Embracing Necessary Negativity: Journaling to Heal


Posted on : September 13, 2013

Let’s say you feel like crap.  And — this time — you know it’s driven by something external.  Maybe you lost your job, someone dear to you passed on, you didn’t get a promotion you’d been expecting, or an important relationship just ended.  This is the necessary negativity in our lives — negative-emotions1the negativity that comes to all of us sooner or later.   And it still feels like crap.   (read about necessary vs. gratuitous negativity here)  It’s clear from the research that the only way to manage these negative emotions in a healthy way is to let them in.  That’s right.  Let. Them. In.

The key is to go towards the pain, to be present for it and allow it to work through your body and your mind.   Over the next several posts we’ll be talking about tools you can use to go into this pain, work through it and ultimately come out the other side having grown from the experience.   (*** One critically important caveat is to check-in with yourself.  If you are showing signs of severe depression — not able to get out of bed for several mornings, consistent sleep disturbances or suicidal thoughts —  seek immediate help from a licensed therapist or psychologist.  It’s not the time to work through your pain alone.)

Today I’ll focus on one of the most well-studied and well-understood tools for working through negative emotions:   expressive writing.

The Research

More than 200 studies over 25 years have evaluated the benefits of expressive writing about emotional upheaval.  These studies show that there are profound benefits — less depression, reduced anxiety, better overall health, fewer doctor visits, improved immune function and better sleep.   Students who go through the process get better grades and laid-off employees find new jobs more quickly.

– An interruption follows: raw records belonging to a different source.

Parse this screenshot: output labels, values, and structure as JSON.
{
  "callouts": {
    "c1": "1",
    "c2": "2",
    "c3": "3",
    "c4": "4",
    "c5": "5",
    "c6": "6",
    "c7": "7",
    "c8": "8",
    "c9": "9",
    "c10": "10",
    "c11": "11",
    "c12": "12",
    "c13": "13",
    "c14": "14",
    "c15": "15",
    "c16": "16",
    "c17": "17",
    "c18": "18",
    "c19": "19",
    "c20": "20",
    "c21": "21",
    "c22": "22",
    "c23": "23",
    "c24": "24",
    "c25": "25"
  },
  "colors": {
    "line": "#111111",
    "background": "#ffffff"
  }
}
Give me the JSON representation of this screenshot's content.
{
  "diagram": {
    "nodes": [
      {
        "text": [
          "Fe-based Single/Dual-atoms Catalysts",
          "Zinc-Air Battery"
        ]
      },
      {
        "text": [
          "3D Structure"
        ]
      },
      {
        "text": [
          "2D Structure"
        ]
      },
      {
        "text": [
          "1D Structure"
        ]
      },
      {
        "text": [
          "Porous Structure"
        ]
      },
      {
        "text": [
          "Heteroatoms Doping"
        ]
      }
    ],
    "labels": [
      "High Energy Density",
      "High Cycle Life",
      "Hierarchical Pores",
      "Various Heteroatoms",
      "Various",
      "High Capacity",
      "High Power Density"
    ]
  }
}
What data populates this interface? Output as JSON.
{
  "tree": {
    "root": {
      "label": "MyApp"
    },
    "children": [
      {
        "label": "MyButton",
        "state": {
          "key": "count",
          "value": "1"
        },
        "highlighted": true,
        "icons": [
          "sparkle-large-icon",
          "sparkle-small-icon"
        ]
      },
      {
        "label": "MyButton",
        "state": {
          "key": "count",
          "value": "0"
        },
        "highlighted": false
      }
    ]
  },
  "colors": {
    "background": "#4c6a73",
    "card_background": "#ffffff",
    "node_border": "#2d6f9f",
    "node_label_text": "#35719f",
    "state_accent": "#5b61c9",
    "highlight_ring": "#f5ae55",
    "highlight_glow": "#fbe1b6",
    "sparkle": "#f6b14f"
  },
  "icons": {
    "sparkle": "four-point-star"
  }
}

It sounds sort of woo-woo, and no one knows exactly why this works so well, but researchers believe that expressive writing helps us organize events and emotions in our mind.  This allows us to make some sense of what happened, to come to terms with it or to start to accept it.  Instead of keeping busy suppressing these thoughts, expressive writing forces us to really dig in and sort them out.

How To Do the Expressive Writing Method

  • Pick a time and place where you won’t be disturbed
  • Write for a minimum of 15 minutes
  • Write continuously.  Don’t worry about spelling, grammar or making whole sentences.  Just write.
  • Do this for 4 consecutive days
  • Hand-write or type on a computer, it doesn’t matter
  • Write about your deepest emotions and thoughts about this upsetting experience. Let go and explore your feelings and thoughts about it. In your writing, you might tie this experience to your childhood, your greatest fears or hopes, people you have loved or love now, or your career. How is this experience related to who you would like to become, who you have been in the past, or who you are now?  It is critical that you really let go and explore your very deepest emotions and thoughts.
  • This writing is for you and not to be shared.  When writing, plan to throw away, delete or burn whatever you write.

For many people doing this writing makes them more upset for a time.  But just like watching a sad movie this typically goes away in an hour or two while the benefits can last a lifetime.

Your Task

If things are going well for you right now, there’s no need to do this process.  But if you are struggling with some emotional upheaval in your life, take on this simple writing assignment.  Commit to working through the difficult emotions and you’ll start to have a better understanding  and feel more control, which will ultimately help you get past these challenges and grow from them.